Darvan ouvrit le fichier :
« Rapport Interne à la Division 7
A Directeur Danthson
Mastaria
Agent RodiaT302
Confirmation mort trafiquant d’armes Na’rrac’sev. Tué par l’équipe du professeur Ukel Anto (individu décédé)
Situation planète chaotique. Danger potentiel pour nos mines de Glastinum évalué à 5. Conseil d’administration doit être informé.
Test salivaire effectué sur verre de dénommé Kanno (fichier n°04071977) . Confirmation : gestation enfant d’environ trois mois. D’après durée : enfant probable de l’apprenti sith Washas Kodank (individu décédé). Présence Prince Valor (individu recherché) confirmée : amant actuel de Kanno.
Demande instructions. »Le Directeur se rejeta contre son dossier. Il parcourut du regard le rapport une seconde fois, réfléchit quelques instants avant d’envoyer sa réponse :
« Inutile d’informer Conseil d’Administration. Danger sous contrôle. Gardez œil sur équipe du professeur Anto.
Envoie équipe intervention. Priorité sur individue Kanno (fichier n°04071977) et son enfant (individu à naître). Doivent être récupérés vivants. Intérêt vital pour Division 7.
Éliminez Valor. »Le directeur se rejeta une nouvelle fois dans son fauteuil, regardant d’un œil rejoui les rayons du soleil jouer sur sa plante. Un enfant sensible à la Force... Quel avantage pour la Division 7, et quelle source de possibilités. S’ils pouvaient l’étudier, ils pourraient mener à terme les recherches menés par le professeur Anto. Ainsi, leur supériorité technologique serait à jamais assurée.

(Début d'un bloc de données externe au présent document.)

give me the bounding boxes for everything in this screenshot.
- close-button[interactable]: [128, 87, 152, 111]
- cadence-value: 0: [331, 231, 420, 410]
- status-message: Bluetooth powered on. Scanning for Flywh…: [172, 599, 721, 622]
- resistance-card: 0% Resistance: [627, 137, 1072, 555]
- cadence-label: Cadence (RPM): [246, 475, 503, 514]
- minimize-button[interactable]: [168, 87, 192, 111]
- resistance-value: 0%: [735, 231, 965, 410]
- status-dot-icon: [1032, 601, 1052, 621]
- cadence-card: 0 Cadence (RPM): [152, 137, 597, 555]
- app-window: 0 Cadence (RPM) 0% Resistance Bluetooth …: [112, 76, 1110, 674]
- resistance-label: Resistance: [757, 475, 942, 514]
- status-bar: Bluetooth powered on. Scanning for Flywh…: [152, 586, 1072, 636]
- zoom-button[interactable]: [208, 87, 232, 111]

Ses pensées se tournèrent vers Valor. L’individu avait travaillé pour eux durant des années : s’il leur avait révélé son identité, ils auraient pu le mettre sur le trône de sa planète en un claquement de doigt, en échange de l’extraction du glastinum. A la place, il avait choisi de leur dérober un vaisseau. Quel imbécile.
A présent, son sort était réglé. Ce n’était pas, pour Danthson, une vengeance ou une manière de réparer un amour-propre mis à mal par la trahison d’un subalterne des plus minimes. Non, il était question de faire passer un message. Et un message fort simple.
Personne ne volait Czerka sans en payer le prix.